70% à 80% du chiffre d’affaires de la majeure partie des sociétés du CAC 40 repose sur la dématérialisation de dizaines de milliers d’échanges quotidiens. Ces flux concernent les processus de vente, le sourcing, la facturation, la logistique, le transport ... Bref, le cœur du « réacteur ».

Dans l’industrie automobile, par exemple, toutes les chaînes de montage sont dépendantes de flux EDI les reliant à leurs fournisseurs et équipementiers. Derrière des processus aussi répandus que le « just in time », le « zéro stock » ou encore le « just in sequence » se cachent des échanges EDI.

Récemment, une interruption de service EDI de 15h chez un grand acteur français de l’industrie agroalimentaire a paralysé de nombreux entrepôts sur plusieurs continents entraînant des pertes de commandes ainsi que des pénalités considérables pour retard de livraison. Les impacts financiers ont été estimés à plusieurs millions d’euros.

Une technologie en perpétuel renouvellement

L’EDI des années 1970 a profondément changé. Exit les outils propriétaires et les solutions spécialisées sur un seul secteur d’activités... Des standards internationaux, comme Edifact, sont rapidement venus insuffler une dose d’interopérabilité bénéfique à toutes les entreprises.

Dans les années 2000, les protocoles de messagerie asynchrone (Allegro, X400, GEIS...) ont été remplacés par des échanges sécurisés, chiffrés et signés via Internet. Ensuite, dans les années 2005-2010, les standards XML ont permis de connecter les systèmes existants aux plateformes Web et e-commerce.

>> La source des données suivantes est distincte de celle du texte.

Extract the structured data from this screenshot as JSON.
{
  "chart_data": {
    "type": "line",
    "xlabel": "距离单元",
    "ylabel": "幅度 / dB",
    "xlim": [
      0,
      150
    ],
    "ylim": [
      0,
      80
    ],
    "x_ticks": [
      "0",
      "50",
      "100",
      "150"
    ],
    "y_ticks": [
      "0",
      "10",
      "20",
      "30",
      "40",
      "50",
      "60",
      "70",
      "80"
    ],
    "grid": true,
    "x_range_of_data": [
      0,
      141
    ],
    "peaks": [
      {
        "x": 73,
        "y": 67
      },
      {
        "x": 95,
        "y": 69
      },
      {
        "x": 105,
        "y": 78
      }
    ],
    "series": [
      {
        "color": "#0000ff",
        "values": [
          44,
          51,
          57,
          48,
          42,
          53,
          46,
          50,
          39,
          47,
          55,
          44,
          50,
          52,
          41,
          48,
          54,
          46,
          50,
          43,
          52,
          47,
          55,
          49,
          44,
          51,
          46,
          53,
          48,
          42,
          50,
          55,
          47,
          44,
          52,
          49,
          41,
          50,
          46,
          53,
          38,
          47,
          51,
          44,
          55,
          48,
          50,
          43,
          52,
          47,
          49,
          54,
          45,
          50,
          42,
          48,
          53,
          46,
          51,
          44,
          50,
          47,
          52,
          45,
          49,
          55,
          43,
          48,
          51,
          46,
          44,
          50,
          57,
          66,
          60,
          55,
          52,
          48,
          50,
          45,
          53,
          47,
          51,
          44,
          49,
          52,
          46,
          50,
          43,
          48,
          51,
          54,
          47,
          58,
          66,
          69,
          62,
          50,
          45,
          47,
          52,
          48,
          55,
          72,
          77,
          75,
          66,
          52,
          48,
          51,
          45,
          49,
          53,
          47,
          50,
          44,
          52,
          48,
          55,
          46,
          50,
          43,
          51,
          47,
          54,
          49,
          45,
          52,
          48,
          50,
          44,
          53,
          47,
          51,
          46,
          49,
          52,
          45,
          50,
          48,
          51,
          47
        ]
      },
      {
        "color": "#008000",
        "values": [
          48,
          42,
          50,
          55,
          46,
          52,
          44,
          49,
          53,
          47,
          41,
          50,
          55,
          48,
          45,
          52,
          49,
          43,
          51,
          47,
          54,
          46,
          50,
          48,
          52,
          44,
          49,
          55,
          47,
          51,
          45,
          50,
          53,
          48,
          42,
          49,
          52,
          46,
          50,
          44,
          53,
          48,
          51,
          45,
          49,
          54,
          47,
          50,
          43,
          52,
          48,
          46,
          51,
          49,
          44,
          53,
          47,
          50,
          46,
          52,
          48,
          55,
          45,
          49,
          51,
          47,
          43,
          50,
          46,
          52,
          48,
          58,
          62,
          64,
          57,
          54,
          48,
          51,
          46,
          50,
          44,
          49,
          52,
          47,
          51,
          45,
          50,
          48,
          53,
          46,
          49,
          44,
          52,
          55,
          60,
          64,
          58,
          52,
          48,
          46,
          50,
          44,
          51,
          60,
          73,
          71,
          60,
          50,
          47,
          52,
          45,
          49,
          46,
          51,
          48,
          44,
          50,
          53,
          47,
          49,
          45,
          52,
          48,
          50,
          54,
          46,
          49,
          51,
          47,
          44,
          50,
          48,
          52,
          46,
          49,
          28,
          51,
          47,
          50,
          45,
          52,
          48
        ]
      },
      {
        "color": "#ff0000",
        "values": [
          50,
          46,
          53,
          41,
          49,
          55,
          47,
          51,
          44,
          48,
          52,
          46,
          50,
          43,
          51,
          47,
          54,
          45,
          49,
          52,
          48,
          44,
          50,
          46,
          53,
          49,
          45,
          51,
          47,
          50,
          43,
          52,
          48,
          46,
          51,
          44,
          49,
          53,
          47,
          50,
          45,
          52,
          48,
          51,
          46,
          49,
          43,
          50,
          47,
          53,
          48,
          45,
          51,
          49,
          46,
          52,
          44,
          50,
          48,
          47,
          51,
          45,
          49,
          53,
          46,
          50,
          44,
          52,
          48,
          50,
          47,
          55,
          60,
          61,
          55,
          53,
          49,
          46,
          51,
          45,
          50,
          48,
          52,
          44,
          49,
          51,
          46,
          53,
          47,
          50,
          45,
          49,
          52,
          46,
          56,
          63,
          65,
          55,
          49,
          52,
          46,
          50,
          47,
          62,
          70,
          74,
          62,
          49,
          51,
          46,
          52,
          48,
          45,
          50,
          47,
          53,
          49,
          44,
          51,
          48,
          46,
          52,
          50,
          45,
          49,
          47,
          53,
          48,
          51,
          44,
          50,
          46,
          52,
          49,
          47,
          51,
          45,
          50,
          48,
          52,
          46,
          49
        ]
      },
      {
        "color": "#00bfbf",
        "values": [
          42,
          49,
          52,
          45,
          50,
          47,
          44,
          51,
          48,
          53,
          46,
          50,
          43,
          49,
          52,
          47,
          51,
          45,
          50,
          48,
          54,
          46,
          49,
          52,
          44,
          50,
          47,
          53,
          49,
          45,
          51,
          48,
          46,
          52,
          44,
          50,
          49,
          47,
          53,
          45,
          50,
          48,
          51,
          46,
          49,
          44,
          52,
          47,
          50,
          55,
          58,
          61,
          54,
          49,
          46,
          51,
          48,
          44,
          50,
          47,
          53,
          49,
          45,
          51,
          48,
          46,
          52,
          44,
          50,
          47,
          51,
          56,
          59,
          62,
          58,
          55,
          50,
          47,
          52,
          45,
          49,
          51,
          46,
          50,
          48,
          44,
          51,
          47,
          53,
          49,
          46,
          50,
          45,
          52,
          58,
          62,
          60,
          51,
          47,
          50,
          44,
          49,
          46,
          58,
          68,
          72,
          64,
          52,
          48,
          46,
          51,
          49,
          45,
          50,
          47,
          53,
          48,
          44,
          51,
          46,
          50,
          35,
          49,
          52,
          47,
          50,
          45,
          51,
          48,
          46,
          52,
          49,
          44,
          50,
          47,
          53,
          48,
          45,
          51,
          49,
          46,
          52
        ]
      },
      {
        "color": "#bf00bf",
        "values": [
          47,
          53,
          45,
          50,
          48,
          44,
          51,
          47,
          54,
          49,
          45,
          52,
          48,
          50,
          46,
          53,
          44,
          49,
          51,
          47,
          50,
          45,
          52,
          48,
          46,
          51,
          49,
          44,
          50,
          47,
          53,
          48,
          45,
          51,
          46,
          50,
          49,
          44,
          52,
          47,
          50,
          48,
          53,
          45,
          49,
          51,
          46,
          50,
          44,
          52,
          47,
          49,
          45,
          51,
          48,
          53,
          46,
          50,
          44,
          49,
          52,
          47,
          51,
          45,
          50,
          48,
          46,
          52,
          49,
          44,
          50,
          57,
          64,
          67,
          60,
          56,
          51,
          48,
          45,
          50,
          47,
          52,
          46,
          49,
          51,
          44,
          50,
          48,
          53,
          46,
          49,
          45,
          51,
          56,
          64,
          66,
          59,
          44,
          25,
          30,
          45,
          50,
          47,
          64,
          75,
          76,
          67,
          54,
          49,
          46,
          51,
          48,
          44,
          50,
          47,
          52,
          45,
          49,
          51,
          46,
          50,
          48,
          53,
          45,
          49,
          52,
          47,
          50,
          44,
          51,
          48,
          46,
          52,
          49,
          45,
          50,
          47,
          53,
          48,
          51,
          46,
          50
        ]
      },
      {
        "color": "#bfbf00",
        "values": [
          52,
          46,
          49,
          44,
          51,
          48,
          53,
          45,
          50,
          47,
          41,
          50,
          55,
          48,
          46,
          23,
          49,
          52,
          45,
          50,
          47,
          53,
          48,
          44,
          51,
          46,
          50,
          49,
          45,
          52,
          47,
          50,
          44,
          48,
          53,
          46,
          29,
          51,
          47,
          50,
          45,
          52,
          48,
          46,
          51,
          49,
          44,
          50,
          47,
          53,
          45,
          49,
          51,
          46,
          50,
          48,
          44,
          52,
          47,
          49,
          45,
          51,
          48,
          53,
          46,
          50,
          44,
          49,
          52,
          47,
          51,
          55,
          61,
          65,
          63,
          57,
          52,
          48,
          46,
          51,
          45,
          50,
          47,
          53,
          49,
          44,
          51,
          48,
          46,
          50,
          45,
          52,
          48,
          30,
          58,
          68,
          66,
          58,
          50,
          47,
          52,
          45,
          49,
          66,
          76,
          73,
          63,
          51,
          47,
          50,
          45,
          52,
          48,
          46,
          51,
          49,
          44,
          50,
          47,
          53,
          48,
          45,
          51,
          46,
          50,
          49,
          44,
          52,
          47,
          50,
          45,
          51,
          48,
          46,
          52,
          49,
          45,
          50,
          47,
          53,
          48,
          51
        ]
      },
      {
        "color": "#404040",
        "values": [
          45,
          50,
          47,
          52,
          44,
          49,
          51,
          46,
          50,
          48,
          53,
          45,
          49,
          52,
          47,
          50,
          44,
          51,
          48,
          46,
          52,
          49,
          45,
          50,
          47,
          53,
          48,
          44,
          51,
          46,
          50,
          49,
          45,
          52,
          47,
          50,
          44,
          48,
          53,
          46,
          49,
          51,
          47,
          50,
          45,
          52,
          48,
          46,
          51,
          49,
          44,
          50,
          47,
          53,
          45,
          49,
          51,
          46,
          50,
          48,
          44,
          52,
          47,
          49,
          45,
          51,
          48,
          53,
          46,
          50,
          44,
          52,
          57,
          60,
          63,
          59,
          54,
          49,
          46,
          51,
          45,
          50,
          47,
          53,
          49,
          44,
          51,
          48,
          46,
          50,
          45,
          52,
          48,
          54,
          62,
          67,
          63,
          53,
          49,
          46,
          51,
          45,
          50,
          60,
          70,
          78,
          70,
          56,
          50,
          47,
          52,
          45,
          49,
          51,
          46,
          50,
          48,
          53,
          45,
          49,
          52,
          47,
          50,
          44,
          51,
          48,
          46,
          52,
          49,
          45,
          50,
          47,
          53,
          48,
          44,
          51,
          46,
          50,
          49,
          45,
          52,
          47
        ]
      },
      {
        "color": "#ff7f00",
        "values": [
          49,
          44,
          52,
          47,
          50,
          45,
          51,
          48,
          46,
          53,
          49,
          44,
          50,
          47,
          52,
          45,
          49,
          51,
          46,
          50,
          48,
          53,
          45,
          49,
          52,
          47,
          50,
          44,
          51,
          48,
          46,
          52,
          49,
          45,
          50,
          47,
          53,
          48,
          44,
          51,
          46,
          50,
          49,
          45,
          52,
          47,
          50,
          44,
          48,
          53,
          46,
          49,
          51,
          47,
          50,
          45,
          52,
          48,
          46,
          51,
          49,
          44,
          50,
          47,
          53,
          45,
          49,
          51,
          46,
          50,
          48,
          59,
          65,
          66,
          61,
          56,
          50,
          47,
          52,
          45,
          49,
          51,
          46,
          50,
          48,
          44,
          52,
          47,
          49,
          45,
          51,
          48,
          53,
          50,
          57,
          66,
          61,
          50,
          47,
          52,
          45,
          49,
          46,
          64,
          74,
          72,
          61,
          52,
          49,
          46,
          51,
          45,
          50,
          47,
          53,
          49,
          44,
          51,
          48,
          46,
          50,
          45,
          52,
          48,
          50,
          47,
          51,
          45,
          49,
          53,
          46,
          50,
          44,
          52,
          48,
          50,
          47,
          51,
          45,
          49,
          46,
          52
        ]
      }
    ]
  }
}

Et depuis les années 2015, les API et Web services permettent de communiquer davantage en temps réel et d’enrichir les flux et les processus.

L’EDI, au cœur de la traçabilité...

Dans les entrepôts et usines 4.0, la traçabilité entre les industriels et leurs sous-traitants logistiques est assurée par des échanges EDI. Cela permet à tous les intervenants de savoir où se trouvent les marchandises, si elles sont en transit ou par quel transporteur elles ont été prises en charge. Cette data, remontée par des codes-barres, des puces RFID ou des codes DataMatrix, passe par des flux EDI. L’avènement de la 5G ne fera que démultiplier le volume actuel des échanges EDI à travers le monde. Les échanges B2B n’en seront que plus fiables .

La technologie EDI s’inscrit donc au cœur de la transformation digitale. En contribuant à automatiser les flux entre de multiples entreprises partenaires, dans tous les secteurs d’activité et à tous les niveaux de décision, les flux B2B permettent de réduire les erreurs ainsi que les coûts de traitement. Ils facilitent en outre l’accès à la donnée et la collaboration entre services et entre sociétés. Ils favorisent également l’augmentation significative de la qualité et l’efficacité des processus métiers.